Khodorkovsky became the majority shareholder in Yukos, one of the country’s biggest oil companies, and the value of his $350 million (€330 million) stake multiplied by 20 within two years.

A strong supporter of Yeltsin, Khodorkovsky says he regrets focusing so single-mindedly on business, rather than on how democracy was developing in Russia.

“I always thought that democracy was something less important, and that other people should be dealing with that,” he says.

“When, in 1996, a decision was made that Yeltsin should be pushed through the next presidential period, I thought it was right because I thought, if Yeltsin is making this decision, he must be right.

“And my deep regret was that I had to see how a new authoritarianism grew from this in the person of Putin.”

Money laundering

Putin agreed a tacit deal with the oligarchs whereby, if they stayed out of politics, he would stay out of their business affairs.

Most complied but Khodorkovsky remained outspoken, challenging Putin about corruption in government during a televised meeting in 2003.

In October of that year, he was arrested at an airport in Siberia, taken to Moscow and charged first with tax evasion and later with money laundering and embezzlement.

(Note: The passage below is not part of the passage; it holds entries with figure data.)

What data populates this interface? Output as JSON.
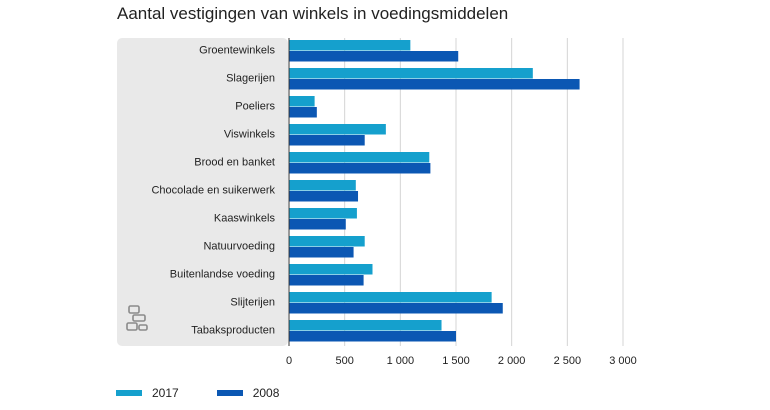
{
  "chart_data": {
    "type": "bar",
    "orientation": "horizontal",
    "title": "Aantal vestigingen van winkels in voedingsmiddelen",
    "categories": [
      "Groentewinkels",
      "Slagerijen",
      "Poeliers",
      "Viswinkels",
      "Brood en banket",
      "Chocolade en suikerwerk",
      "Kaaswinkels",
      "Natuurvoeding",
      "Buitenlandse voeding",
      "Slijterijen",
      "Tabaksproducten"
    ],
    "series": [
      {
        "name": "2017",
        "color": "#15a0cd",
        "values": [
          1090,
          2190,
          230,
          870,
          1260,
          600,
          610,
          680,
          750,
          1820,
          1370
        ]
      },
      {
        "name": "2008",
        "color": "#0b57b3",
        "values": [
          1520,
          2610,
          250,
          680,
          1270,
          620,
          510,
          580,
          670,
          1920,
          1500
        ]
      }
    ],
    "xlim": [
      0,
      3000
    ],
    "xticks": [
      0,
      500,
      1000,
      1500,
      2000,
      2500,
      3000
    ],
    "xtick_labels": [
      "0",
      "500",
      "1 000",
      "1 500",
      "2 000",
      "2 500",
      "3 000"
    ],
    "grid": true,
    "legend_position": "bottom-left"
  },
  "logo": {
    "name": "cbs-logo"
  }
}
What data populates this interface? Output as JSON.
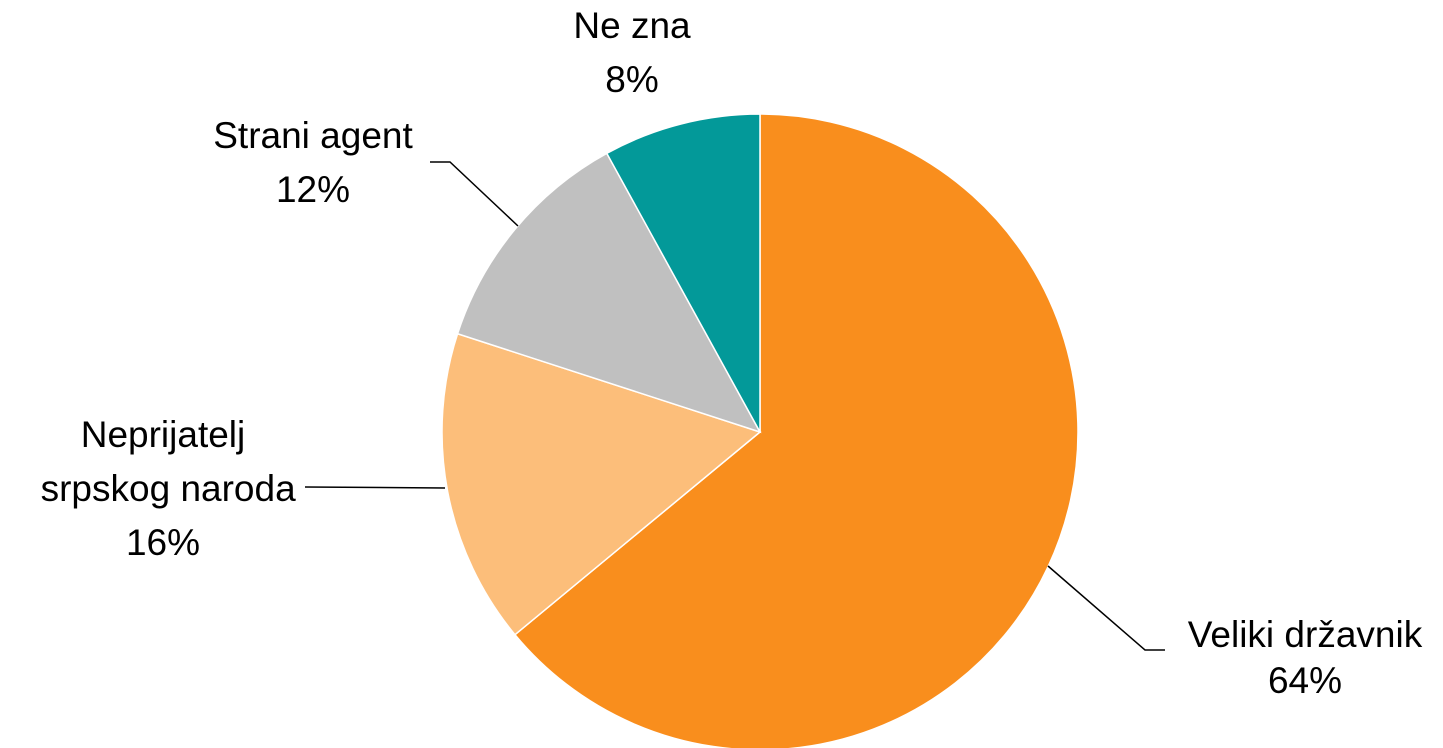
{
  "chart_data": {
    "type": "pie",
    "categories": [
      "Veliki državnik",
      "Neprijatelj srpskog naroda",
      "Strani agent",
      "Ne zna"
    ],
    "values": [
      64,
      16,
      12,
      8
    ],
    "value_labels": [
      "64%",
      "16%",
      "12%",
      "8%"
    ],
    "colors": [
      "#F98E1D",
      "#FCBE7A",
      "#C0C0C0",
      "#039999"
    ]
  }
}
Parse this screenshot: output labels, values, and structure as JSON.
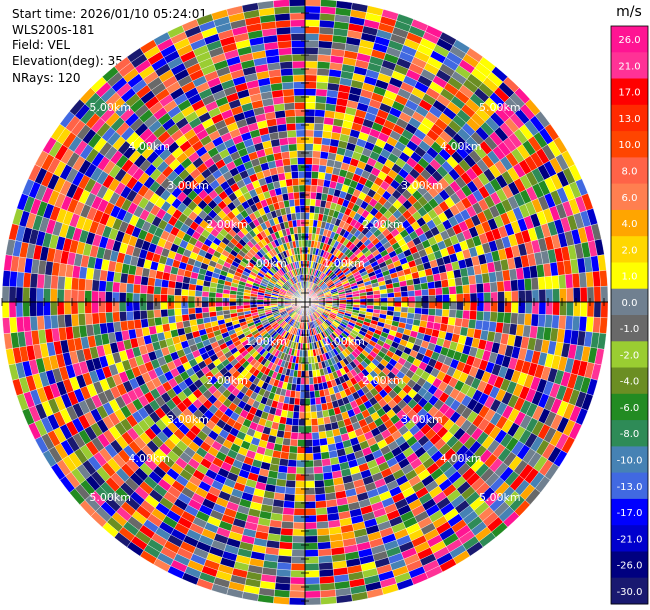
{
  "header": {
    "start_time": "Start time: 2026/01/10 05:24:01",
    "instrument": "WLS200s-181",
    "field": "Field: VEL",
    "elevation": "Elevation(deg): 35.00",
    "nrays": "NRays: 120"
  },
  "chart_data": {
    "type": "heatmap",
    "projection": "polar-ppi",
    "field": "VEL",
    "n_rays": 120,
    "elevation_deg": 35.0,
    "range_rings_km": [
      1.0,
      2.0,
      3.0,
      4.0,
      5.0
    ],
    "range_ring_labels": [
      "1.00km",
      "2.00km",
      "3.00km",
      "4.00km",
      "5.00km"
    ],
    "max_range_km": 5.5,
    "colorbar": {
      "unit": "m/s",
      "ticks": [
        "26.0",
        "21.0",
        "17.0",
        "13.0",
        "10.0",
        "8.0",
        "6.0",
        "4.0",
        "2.0",
        "1.0",
        "0.0",
        "-1.0",
        "-2.0",
        "-4.0",
        "-6.0",
        "-8.0",
        "-10.0",
        "-13.0",
        "-17.0",
        "-21.0",
        "-26.0",
        "-30.0"
      ],
      "colors": [
        "#ff1493",
        "#ff3296",
        "#ff0000",
        "#ff2a00",
        "#ff4500",
        "#ff6347",
        "#ff7f50",
        "#ffa500",
        "#ffd700",
        "#ffff00",
        "#708090",
        "#696969",
        "#9acd32",
        "#6b8e23",
        "#228b22",
        "#2e8b57",
        "#4682b4",
        "#4169e1",
        "#0000ff",
        "#0000cd",
        "#000080",
        "#191970"
      ]
    }
  }
}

He served 10 years in Russian prisons, during which time he started writing about politics, as the businessman transformed into a political dissident.

On his release in 2013, Khodorkovsky moved first to Switzerland and now lives in London, from where he directs his Open Russia movement. He supported independent candidates in the most recent parliamentary elections in Russia, and funds independent media and various NGOs.

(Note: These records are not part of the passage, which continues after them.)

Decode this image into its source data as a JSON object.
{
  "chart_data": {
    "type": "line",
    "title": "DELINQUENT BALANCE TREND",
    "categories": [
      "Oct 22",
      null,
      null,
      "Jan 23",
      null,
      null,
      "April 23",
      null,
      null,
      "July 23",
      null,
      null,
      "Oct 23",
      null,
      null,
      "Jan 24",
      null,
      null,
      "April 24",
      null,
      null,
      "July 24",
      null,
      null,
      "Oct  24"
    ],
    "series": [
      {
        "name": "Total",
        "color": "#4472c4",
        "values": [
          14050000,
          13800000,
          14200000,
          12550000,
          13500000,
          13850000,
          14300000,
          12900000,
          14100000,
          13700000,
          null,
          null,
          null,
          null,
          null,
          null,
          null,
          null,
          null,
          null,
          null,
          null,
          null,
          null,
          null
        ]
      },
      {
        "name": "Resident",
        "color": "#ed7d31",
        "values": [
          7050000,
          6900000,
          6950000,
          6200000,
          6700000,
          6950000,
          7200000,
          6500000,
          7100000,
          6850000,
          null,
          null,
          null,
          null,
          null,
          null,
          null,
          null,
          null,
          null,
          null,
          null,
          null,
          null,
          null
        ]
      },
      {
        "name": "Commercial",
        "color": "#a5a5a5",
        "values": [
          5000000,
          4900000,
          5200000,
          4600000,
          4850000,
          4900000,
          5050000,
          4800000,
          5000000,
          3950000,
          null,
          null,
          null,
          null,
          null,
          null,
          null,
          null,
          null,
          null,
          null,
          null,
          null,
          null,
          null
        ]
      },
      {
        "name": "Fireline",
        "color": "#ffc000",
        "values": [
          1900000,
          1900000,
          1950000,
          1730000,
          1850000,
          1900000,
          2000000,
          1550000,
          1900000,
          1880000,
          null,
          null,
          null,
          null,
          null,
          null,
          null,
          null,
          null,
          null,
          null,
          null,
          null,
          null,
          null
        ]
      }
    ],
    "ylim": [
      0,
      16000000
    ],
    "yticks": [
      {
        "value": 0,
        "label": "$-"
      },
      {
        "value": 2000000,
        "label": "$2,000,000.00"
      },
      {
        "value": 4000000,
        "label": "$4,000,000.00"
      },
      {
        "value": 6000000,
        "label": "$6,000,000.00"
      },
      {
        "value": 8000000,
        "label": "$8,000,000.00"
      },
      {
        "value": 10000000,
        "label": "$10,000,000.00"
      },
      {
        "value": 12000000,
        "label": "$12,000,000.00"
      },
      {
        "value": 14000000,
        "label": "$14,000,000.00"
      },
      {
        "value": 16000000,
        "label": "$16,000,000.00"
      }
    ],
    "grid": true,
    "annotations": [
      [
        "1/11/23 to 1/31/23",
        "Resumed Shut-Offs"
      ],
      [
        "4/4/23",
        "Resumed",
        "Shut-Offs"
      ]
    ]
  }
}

In exile, he has become the de facto leader of the opposition to Putin, but he acknowledges that the Russian president’s position remains strong.

“But this strong position is based not on the fact that he is liked as a president but because he has created a situation whereby people cannot see any alternative figures,” he says.

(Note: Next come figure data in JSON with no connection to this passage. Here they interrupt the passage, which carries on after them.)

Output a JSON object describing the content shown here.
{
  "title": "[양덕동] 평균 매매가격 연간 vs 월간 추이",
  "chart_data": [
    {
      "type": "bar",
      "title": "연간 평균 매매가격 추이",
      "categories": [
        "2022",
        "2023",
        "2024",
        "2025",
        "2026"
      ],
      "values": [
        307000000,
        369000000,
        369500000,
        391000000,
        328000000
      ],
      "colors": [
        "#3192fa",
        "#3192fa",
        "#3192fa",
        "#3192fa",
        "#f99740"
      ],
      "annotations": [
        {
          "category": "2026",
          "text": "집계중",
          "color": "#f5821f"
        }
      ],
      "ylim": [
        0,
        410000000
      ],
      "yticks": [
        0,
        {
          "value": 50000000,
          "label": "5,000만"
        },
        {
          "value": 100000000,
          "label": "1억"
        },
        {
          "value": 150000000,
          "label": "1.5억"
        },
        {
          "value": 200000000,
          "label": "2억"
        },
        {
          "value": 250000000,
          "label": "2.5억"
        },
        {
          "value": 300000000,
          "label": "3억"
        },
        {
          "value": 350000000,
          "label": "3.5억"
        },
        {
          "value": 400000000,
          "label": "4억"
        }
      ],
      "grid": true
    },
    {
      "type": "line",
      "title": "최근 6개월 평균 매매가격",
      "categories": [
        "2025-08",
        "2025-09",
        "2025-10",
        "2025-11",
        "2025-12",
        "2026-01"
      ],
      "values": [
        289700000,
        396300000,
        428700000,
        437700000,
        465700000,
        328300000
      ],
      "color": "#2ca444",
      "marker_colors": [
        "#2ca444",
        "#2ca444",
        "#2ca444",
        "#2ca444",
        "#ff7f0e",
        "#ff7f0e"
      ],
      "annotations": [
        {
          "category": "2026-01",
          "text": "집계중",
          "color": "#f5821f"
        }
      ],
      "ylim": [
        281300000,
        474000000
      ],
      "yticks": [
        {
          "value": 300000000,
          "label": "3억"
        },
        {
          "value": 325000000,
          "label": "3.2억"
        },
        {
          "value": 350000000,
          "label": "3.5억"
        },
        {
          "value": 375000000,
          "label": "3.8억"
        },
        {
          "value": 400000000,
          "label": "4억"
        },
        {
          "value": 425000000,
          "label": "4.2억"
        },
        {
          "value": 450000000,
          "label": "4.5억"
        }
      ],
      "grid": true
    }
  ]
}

“People are lost and they are naturally voting for him. That’s why we’re trying to show the society that there are other figures who could become legislators, who could be elected as president of the country.”

International sanctions

Khodorkovsky believes that international sanctions against Russia, particularly those targeting individuals, are effective, although he says the fall in the price of oil is likely to be much more important in determining Putin’s fate.

Donald Trump’s election as US president has raised fears that Washington could take a more indulgent approach to Putin, but Khodorkovsky suggests that the danger could be quite the opposite.

“Putin made it clear in Russia in a way that Trump is his hand in Washington. But because we both understand how the American system works, it’s hard to believe it,” he says.

“I’m more concerned about the situation whereby Mr Trump, being a much less patient person than President Obama, may not tolerate what President Obama thought possible to tolerate from President Putin.

“In such a case, either President Putin will have to retreat or we will have to witness quite an unpleasant development of events.”

Some of Khodorkovsky’s former business partners continue to invest part of his wealth, but he says he lost his appetite for business while in prison, dismissing it as “just a game” compared with his support for civil society in Russia.

In London, his life is that of an old-fashioned political exile, surrounded by Russians, speaking only Russian and fully preoccupied with life in the country to which he cannot return.

“I’m grateful for the fact that I’ve been given the opportunity to stay in this country, for my family to stay here, while we can’t go back to Russia, and that I’ve been given this opportunity to carry out the work I believe in.

“I don’t know, something may change in some unforeseen future but as of today, all my life is about Russia,” he says.